West of the Jordan River is a picture diary of the people who live in the land of the Jordan River. Not Israel, not the West Bank, not the Gaza Strip. The movie is really about the views of the people who jointly live in this same territory. This war-torn land has created enemies.

The film is made up on a set of interviews collected from a previous movie of 1994 and a comparison with interviews taken in 2016. The director, an Israeli, presents his critical approach towards Israeli’s political decisions, revealing instead the inconsistency with the people’s will. Other Israelis share this perspective and they even foresee the capitulation of the Israeli dreamt state: in 10 years, the nation could reach a "point of no return" due to the many cruelties committed towards Palestinians. Indeed this colonisation is considered by many as immoral but moreover preoccupant, going against the ideologies and the principles of the Jewish religion.

West of the Jordan River however highlights also how the Israeli-Palestinian conflict unites instead of dividing, creating friends upon supposed enemies. By presenting civil society organizations, and by getting testimonies of civilians, the spectator discovers the immense solidarity and the tremendous brotherhood of the people.

The movie is a fresh way to think about the moral price of the conflict and the willingness of the people to go beyond the differences and try to coexist: a spirit of good will to live around smiles and not around teardrops and losses. Despite this very inspiring bottom-up momentum for peace, the director regularly recalls the emotional and generational scars that the conflict leaves behind.

West of the Jordan River vehicles a message of peace and hope in an impasse of wars and interests by emphasizing on the resemblance of Arab and Jewish people who share a land but maybe even more than that.

Eventually Shalom and Salam are not too different words.

The nothing Factory by Pedro Pinho

The film The nothing Factory (A Fàbrica de nada), which won the International Federation of Film Critics (FIPRESCI) prize in Cannes, is the first fiction film by Portuguese director Pedro Pinho.

Zé, a young man working in a lift factory near Lisbon, and his numerous colleagues are realizing that their factory will be removed. Zé, among several other young men, are offered large compensation sums by HR if they choose to leave the factory. Most of them prefer to stay with their colleagues in order to fight - they decide to go on strike and to occupy the factory. The word about the group of workers denying access to management spreads.

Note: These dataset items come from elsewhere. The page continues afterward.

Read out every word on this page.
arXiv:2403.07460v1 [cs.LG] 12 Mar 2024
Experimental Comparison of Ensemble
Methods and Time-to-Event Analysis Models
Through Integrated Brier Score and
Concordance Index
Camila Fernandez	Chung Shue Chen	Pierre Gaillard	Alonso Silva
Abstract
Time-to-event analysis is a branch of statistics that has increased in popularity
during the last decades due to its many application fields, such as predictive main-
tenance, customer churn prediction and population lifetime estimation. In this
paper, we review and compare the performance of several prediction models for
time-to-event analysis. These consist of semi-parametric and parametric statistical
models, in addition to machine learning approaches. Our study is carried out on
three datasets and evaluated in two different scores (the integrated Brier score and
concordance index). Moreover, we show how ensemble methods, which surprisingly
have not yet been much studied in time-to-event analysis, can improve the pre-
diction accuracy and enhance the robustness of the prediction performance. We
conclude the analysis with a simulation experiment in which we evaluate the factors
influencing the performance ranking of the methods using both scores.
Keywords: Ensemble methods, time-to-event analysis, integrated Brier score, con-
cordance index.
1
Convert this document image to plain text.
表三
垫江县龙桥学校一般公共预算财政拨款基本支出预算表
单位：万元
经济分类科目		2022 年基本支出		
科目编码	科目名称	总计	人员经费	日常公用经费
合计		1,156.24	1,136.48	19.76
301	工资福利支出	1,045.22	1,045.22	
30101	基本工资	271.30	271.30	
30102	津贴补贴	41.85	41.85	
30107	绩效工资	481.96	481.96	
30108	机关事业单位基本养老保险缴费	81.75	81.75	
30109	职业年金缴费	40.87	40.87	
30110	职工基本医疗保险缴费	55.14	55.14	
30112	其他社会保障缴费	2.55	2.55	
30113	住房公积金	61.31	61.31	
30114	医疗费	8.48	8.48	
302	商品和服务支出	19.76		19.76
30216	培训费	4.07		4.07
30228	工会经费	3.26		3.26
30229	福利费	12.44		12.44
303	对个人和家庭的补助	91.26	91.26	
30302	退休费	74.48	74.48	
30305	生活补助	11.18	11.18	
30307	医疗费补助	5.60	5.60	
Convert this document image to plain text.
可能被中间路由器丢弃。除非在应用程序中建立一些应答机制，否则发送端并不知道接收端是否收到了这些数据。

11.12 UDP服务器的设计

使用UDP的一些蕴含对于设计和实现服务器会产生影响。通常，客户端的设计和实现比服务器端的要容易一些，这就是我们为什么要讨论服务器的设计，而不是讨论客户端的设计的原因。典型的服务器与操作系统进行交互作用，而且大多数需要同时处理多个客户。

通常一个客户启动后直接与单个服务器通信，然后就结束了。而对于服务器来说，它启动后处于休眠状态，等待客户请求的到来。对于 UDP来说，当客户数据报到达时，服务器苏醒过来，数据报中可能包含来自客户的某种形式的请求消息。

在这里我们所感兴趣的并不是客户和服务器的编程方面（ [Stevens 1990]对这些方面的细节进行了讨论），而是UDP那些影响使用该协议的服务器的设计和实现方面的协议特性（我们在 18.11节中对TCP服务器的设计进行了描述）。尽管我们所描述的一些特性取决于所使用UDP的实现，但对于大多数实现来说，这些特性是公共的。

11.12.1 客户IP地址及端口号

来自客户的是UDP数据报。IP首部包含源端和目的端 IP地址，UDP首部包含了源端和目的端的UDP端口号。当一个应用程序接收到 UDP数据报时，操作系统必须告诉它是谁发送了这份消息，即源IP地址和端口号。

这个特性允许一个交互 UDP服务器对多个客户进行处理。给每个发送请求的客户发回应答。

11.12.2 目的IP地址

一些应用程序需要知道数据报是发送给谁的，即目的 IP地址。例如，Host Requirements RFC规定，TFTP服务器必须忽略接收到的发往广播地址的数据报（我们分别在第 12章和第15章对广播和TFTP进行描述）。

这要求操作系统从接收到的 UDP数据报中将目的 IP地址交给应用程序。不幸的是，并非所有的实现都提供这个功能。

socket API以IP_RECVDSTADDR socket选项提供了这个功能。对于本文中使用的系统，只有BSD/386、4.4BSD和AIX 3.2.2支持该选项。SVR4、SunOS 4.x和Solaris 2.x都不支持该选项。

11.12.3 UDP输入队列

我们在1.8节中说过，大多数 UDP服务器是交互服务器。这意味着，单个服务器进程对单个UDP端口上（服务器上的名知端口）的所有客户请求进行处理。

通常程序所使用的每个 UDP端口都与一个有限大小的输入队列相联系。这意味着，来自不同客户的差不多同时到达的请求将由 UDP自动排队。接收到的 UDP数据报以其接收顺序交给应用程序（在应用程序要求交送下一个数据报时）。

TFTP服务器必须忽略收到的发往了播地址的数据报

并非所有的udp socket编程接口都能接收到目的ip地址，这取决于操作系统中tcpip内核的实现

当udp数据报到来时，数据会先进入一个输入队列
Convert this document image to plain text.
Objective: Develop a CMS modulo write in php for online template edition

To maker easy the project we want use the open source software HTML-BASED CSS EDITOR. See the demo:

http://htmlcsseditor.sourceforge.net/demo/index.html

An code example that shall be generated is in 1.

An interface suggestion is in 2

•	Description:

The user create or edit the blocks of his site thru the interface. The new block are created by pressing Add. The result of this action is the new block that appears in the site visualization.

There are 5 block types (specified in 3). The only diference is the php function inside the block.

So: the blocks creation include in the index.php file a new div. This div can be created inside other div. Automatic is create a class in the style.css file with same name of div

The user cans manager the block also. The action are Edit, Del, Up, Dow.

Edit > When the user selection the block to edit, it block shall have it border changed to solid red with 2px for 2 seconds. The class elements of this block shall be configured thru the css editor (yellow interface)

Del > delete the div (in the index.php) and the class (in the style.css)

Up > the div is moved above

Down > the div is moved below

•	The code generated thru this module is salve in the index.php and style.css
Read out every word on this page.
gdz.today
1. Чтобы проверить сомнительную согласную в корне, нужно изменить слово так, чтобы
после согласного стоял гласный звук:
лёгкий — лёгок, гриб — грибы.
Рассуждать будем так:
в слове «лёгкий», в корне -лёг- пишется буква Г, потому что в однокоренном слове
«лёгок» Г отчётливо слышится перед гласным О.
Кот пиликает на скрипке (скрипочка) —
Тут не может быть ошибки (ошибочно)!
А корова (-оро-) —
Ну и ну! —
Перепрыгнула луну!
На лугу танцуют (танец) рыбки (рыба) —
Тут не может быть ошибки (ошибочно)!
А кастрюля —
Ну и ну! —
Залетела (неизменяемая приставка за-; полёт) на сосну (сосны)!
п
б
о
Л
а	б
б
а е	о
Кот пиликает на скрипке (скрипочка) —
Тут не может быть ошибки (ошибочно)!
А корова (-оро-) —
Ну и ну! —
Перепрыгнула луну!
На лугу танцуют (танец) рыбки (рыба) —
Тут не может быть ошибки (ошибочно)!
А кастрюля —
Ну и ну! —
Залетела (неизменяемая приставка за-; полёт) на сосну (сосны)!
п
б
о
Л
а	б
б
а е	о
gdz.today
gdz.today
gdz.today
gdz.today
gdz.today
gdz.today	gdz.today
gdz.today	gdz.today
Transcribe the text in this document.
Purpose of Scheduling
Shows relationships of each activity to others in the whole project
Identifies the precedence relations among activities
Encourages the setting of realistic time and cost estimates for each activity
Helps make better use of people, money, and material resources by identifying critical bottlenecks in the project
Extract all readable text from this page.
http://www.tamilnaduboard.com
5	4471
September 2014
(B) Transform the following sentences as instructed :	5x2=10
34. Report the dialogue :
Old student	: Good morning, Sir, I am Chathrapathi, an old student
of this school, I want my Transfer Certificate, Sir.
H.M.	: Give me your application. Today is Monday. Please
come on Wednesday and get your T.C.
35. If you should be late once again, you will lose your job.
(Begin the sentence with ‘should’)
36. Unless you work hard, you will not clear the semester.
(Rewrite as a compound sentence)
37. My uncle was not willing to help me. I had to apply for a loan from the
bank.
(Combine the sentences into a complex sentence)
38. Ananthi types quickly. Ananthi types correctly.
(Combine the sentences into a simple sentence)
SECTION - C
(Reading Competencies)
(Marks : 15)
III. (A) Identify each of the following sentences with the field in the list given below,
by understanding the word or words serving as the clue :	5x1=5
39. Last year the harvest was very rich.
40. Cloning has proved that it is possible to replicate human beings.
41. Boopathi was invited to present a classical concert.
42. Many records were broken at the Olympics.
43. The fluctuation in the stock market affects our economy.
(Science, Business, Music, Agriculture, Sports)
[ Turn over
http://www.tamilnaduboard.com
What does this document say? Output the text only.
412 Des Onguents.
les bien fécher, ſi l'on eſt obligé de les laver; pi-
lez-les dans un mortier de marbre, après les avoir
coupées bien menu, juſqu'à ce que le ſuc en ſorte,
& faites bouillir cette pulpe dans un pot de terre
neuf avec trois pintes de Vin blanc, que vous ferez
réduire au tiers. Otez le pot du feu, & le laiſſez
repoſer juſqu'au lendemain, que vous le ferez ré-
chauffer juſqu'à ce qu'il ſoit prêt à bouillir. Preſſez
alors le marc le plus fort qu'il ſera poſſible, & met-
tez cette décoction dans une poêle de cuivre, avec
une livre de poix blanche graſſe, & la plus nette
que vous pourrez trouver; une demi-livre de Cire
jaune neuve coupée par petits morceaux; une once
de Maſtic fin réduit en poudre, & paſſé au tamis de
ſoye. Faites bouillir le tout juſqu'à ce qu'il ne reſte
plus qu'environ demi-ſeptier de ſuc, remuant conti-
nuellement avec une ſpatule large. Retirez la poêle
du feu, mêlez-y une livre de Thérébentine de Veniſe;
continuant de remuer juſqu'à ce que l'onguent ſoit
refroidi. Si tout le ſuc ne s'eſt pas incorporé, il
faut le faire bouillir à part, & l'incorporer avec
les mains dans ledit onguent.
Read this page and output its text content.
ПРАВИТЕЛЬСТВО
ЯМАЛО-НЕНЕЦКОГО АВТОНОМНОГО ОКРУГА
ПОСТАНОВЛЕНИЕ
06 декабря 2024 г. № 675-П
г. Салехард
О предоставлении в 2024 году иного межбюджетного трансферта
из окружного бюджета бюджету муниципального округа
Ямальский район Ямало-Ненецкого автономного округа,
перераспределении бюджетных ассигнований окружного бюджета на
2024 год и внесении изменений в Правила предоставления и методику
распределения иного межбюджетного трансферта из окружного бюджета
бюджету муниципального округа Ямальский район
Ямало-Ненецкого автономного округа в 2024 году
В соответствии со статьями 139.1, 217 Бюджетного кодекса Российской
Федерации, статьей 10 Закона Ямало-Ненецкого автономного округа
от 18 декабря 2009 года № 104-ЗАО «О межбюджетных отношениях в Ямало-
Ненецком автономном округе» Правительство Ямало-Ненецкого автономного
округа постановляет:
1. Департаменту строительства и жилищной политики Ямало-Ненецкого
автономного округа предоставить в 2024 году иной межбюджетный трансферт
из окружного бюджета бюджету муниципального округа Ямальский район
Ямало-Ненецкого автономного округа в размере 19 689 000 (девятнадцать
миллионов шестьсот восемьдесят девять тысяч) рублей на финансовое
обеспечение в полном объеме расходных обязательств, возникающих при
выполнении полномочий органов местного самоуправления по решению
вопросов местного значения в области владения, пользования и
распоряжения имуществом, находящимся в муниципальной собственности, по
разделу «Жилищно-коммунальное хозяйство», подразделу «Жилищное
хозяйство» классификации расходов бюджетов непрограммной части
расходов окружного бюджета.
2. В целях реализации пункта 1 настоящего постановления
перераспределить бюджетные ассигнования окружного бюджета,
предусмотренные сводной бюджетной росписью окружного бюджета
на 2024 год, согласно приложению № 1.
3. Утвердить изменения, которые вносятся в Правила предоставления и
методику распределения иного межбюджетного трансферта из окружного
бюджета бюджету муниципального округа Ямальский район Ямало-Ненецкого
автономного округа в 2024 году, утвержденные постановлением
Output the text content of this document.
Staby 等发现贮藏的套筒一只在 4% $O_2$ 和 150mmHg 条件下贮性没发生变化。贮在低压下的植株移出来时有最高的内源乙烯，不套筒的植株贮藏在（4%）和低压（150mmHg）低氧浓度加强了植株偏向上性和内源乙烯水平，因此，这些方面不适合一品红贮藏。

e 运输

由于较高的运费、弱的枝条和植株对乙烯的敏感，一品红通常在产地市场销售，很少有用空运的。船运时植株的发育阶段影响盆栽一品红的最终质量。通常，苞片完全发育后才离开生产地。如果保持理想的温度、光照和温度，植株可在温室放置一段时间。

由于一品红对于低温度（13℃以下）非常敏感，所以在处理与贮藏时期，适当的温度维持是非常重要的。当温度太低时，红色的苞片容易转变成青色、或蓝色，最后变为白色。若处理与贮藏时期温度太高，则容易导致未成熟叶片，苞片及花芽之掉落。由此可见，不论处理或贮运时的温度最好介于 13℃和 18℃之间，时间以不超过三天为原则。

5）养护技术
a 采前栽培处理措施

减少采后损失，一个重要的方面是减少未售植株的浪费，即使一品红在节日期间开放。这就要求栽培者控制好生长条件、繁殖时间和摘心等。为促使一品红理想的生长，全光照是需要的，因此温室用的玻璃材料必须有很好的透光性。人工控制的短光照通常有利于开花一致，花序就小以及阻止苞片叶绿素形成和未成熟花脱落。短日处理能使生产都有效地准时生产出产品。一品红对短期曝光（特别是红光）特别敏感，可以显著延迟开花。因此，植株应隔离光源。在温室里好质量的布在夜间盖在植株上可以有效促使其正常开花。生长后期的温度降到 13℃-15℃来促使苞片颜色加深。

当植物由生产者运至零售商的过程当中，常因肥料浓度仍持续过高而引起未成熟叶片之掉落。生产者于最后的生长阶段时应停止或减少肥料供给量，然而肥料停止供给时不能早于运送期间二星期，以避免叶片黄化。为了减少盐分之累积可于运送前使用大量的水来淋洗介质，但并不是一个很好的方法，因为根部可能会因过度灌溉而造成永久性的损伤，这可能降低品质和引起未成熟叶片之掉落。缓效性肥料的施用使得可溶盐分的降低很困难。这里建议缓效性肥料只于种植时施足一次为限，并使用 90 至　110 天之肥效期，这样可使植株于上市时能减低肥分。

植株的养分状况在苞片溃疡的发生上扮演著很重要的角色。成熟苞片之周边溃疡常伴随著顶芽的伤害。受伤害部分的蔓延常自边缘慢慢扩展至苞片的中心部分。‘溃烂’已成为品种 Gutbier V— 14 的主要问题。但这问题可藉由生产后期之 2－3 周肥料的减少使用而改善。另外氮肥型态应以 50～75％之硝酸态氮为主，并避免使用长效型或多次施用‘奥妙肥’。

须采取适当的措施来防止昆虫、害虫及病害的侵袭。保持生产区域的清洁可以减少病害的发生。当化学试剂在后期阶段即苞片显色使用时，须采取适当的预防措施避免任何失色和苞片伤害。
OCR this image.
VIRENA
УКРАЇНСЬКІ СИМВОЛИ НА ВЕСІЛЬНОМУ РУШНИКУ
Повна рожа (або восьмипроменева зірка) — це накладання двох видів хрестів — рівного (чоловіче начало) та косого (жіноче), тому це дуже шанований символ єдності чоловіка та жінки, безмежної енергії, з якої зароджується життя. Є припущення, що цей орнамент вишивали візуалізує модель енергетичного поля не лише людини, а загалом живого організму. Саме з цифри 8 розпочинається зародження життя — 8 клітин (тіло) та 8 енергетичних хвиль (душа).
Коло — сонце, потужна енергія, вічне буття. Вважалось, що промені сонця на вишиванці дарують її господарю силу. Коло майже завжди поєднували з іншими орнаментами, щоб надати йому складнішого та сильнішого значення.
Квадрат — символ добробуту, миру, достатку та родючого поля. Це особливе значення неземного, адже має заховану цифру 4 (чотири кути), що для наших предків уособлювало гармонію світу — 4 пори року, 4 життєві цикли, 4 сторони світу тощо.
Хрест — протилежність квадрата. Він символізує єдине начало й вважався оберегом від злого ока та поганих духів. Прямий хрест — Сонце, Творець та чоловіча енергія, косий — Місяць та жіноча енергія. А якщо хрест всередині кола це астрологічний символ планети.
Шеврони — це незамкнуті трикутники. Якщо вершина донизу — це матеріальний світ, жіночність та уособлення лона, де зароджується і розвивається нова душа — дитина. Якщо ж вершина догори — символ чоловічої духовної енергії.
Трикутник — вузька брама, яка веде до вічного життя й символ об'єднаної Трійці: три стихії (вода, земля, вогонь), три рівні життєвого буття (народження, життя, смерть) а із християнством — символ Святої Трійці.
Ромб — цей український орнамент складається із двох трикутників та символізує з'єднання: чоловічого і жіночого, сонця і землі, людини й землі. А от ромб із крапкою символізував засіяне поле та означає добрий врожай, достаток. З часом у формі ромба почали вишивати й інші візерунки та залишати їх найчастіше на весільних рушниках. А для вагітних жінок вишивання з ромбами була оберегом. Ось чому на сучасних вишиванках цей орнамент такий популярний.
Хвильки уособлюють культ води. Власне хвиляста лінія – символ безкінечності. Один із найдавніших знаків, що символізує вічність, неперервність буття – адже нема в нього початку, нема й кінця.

A mysterious white-haired man who introduces himself as a sociologist is, however, granted access. He spends a lot of time with the factory workers who - now that they are on strike - discuss the options available to them. They discover that they could as well be running the factory by themselves. Nonetheless, this solution is far from being easy...

The nothing Factory gives a touch of hope and inspiration that people can take charge of their own working life instead of being pushed around by the hierarchy. However, the film is still realistic since the workers in the factory are arguing back and forth about the best solution to their problem, and not everybody is on the same page. Zé's father, for example, thinks it's best to answer with a rebellion and force. Nonetheless, the sociologist's opinion is to be more patient since factory without a boss takes time to run itself. 

More and more cooperatives - for example food cooperatives, where clients work several hours a month in order to buy groceries - are emerging. The nothing Factory is based on a self-sustaining factory called FaSinPat, a worker-controlled ceramic tile factory in Argentina.